In deze zaak heeft eiser, vertegenwoordigd door mr. H.P. Olthof, een verzoek ingediend om openbaarmaking van een beschikking van het Centraal Justitieel Incassobureau (CJIB) op basis van de Wet openbaarheid van bestuur (Wob). Verweerder, de minister van Veiligheid en Justitie, heeft dit verzoek op 28 september 2012 geweigerd, omdat de gevraagde stukken niet onder hem berusten. Eiser heeft bezwaar gemaakt en later beroep ingesteld tegen het niet tijdig nemen van een besluit op zijn bezwaarschrift. Op 28 maart 2013 heeft verweerder het bezwaar gegrond verklaard en de gevraagde stukken alsnog verstrekt, maar eiser was het niet eens met de toegepaste wegingsfactor voor de vergoede bezwaarkosten, die door verweerder als 'zeer licht' (0,25) was vastgesteld.
De rechtbank heeft op 17 juli 2013 uitspraak gedaan.
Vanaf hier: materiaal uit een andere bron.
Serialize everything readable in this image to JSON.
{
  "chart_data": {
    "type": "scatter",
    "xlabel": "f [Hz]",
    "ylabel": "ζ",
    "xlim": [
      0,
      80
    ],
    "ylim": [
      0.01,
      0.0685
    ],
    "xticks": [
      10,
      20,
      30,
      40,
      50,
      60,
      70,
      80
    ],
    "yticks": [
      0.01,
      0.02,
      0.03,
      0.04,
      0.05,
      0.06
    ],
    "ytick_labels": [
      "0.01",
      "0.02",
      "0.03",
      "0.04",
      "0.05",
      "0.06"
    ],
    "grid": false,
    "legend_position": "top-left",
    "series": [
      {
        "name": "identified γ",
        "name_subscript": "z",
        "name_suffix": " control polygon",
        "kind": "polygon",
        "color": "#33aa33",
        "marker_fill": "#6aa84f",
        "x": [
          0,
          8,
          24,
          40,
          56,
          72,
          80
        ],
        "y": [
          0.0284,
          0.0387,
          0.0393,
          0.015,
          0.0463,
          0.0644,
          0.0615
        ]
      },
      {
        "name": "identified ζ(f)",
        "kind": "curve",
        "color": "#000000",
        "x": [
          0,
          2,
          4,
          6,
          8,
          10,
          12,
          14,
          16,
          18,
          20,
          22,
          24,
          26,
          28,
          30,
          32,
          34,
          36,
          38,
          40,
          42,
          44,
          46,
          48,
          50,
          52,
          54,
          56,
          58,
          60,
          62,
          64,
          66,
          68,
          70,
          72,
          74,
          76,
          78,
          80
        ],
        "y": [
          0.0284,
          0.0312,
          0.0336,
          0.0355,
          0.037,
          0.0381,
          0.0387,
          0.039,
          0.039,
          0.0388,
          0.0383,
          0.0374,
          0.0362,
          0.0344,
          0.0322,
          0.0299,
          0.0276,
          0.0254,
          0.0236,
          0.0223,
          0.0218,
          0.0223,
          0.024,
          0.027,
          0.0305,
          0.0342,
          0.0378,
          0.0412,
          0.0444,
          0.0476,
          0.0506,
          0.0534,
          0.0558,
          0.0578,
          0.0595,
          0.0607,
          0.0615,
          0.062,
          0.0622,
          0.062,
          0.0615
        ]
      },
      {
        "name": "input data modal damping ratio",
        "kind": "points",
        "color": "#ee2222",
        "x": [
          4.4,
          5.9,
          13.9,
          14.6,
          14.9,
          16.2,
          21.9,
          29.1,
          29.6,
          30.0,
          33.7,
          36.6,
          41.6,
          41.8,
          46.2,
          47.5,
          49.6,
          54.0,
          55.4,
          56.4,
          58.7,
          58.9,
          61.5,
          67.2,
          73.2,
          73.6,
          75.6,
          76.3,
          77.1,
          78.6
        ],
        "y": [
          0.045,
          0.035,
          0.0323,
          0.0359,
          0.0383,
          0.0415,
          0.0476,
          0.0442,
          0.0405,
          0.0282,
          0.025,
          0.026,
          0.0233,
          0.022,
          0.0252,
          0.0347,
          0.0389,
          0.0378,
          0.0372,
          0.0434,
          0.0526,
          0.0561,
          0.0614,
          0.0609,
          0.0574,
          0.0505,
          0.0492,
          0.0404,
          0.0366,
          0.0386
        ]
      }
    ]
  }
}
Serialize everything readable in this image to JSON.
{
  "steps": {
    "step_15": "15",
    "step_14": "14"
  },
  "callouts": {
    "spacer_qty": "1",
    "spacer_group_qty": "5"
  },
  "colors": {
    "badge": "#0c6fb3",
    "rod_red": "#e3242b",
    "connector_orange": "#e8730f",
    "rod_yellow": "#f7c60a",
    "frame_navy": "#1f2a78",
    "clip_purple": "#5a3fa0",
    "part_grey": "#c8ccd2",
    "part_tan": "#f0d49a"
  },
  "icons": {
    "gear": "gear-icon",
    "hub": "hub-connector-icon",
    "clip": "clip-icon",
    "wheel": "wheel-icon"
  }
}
Het beroep tegen het niet tijdig nemen van een besluit op bezwaar werd niet-ontvankelijk verklaard, omdat verweerder inmiddels een besluit had genomen. Echter, de rechtbank oordeelde dat de toegepaste wegingsfactor voor de vergoede bezwaarkosten onjuist was. De rechtbank stelde vast dat de wegingsfactor 'gemiddeld' (1) had moeten zijn, omdat het verstrekken van documenten op basis van de Wob in bezwaar als een openbaarmaking moet worden beschouwd. De rechtbank vernietigde het besluit van 28 maart 2013 voor zover het de wegingsfactor betrof en bepaalde dat de uitspraak in de plaats treedt van het vernietigde deel van het besluit.
Daarnaast werd verweerder veroordeeld tot vergoeding van de proceskosten die eiser had gemaakt in verband met het beroep, tot een totaalbedrag van € 1.062,-, inclusief het griffierecht van € 160,-. De uitspraak werd openbaar uitgesproken en partijen werden geïnformeerd over de mogelijkheid tot hoger beroep binnen zes weken na verzending van de uitspraak.